Ammar mencuri pandangan ke Dilsha yang baru saja menyeka air matanya lalu melihat pemandangan kota dengan jendela mobil yang terbuka. Iya, sengaja emang. Ammar menurunkan kacanya karena mereka berdua bukanlah muhrim satu sama lain. Sehingga untuk menjauhi fitnah, Ammar menurunkannya guna untuk memastikan orang - orang yang melihat ke mereka, bahwa mereka tidak melakukan hal apapun.
Di satu sisi Dilsha sebenarnya tidak ingin disetirin. Tapi ia tidak bisa membawa mobil dalam keadaan seperti ini. Brengsek emang Deniz.
Mereka berdua terdiam hanyut dalam pikiran masing - masing yang ditemani dengan suara radio dari mobil. Tak lama telefon Ammar berdering. Ammar tersenyum ketika melihat nama siapa yang muncul di display mobile phonenya.
"Ada apa Shaqil?"
Ammar mendengarkan apa yang dikatakan anaknya itu.
"Stik es krimnya yang warna apa Shaqil butuhin? Berapa biji?" Ammar mendengarkannya kembali lalu mengangguk.
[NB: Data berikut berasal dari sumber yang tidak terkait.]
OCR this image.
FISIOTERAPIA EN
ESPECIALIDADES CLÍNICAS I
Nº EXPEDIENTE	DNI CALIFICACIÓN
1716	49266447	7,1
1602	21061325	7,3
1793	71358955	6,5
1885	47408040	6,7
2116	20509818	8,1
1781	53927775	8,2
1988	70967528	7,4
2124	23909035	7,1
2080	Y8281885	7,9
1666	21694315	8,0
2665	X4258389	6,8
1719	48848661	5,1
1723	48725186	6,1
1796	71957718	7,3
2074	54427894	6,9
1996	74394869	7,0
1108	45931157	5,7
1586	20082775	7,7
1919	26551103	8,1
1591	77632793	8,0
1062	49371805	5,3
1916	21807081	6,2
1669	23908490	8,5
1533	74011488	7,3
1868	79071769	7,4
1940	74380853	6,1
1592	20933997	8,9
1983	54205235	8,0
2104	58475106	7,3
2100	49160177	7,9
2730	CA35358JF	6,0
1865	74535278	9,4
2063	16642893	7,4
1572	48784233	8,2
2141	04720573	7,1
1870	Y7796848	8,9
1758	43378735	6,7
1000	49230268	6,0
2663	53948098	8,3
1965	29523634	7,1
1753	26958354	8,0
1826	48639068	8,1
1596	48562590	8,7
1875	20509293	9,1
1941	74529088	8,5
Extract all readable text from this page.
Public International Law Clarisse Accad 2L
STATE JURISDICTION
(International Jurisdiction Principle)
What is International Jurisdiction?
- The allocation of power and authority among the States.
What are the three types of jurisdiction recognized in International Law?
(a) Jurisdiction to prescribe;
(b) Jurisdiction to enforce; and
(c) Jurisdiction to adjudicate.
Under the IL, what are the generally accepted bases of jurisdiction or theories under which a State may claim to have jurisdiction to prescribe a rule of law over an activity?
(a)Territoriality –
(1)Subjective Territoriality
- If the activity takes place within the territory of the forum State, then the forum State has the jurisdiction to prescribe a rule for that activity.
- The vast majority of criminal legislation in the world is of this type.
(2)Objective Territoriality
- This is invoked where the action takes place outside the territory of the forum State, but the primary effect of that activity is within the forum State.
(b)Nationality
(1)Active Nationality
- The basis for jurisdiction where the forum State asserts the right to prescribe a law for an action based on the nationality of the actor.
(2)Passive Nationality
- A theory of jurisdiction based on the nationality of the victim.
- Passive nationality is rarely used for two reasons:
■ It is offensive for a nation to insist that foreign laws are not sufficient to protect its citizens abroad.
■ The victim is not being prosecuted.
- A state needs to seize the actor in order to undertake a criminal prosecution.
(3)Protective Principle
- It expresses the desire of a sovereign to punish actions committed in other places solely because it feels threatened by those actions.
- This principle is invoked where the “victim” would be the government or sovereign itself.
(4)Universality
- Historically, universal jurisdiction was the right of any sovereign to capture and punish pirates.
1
Sedang Dilsha sedikit menyimak pembicaraan mereka berdua. "Oke, sebentar lagi papa beli ya." Setelah selesai, Ammar pun mematikan mobile phonenya dan kembali menyetir dan melirik Dilsha. "Ada tugas prakarya Shaqil, makanya ia nelfon." Jelas Ammar dan Dilsha hanya mengangguk kecil.
Lama mereka terdiam dan barulah Dilsha berbicara, "Belok kiri." Ammar hanya mendengarkannya saja tanpa menuruti ucapan Dilsha, karena tujuan yang ingin dituju memanglah belum sampai. Dilsha hanya diam dan tak lama menarik stir Ammar ke kiri dengan tertiba. Ammar dengan sigap langsung mengontrol stirnya, "Bu Dilsha?! Ada apa?"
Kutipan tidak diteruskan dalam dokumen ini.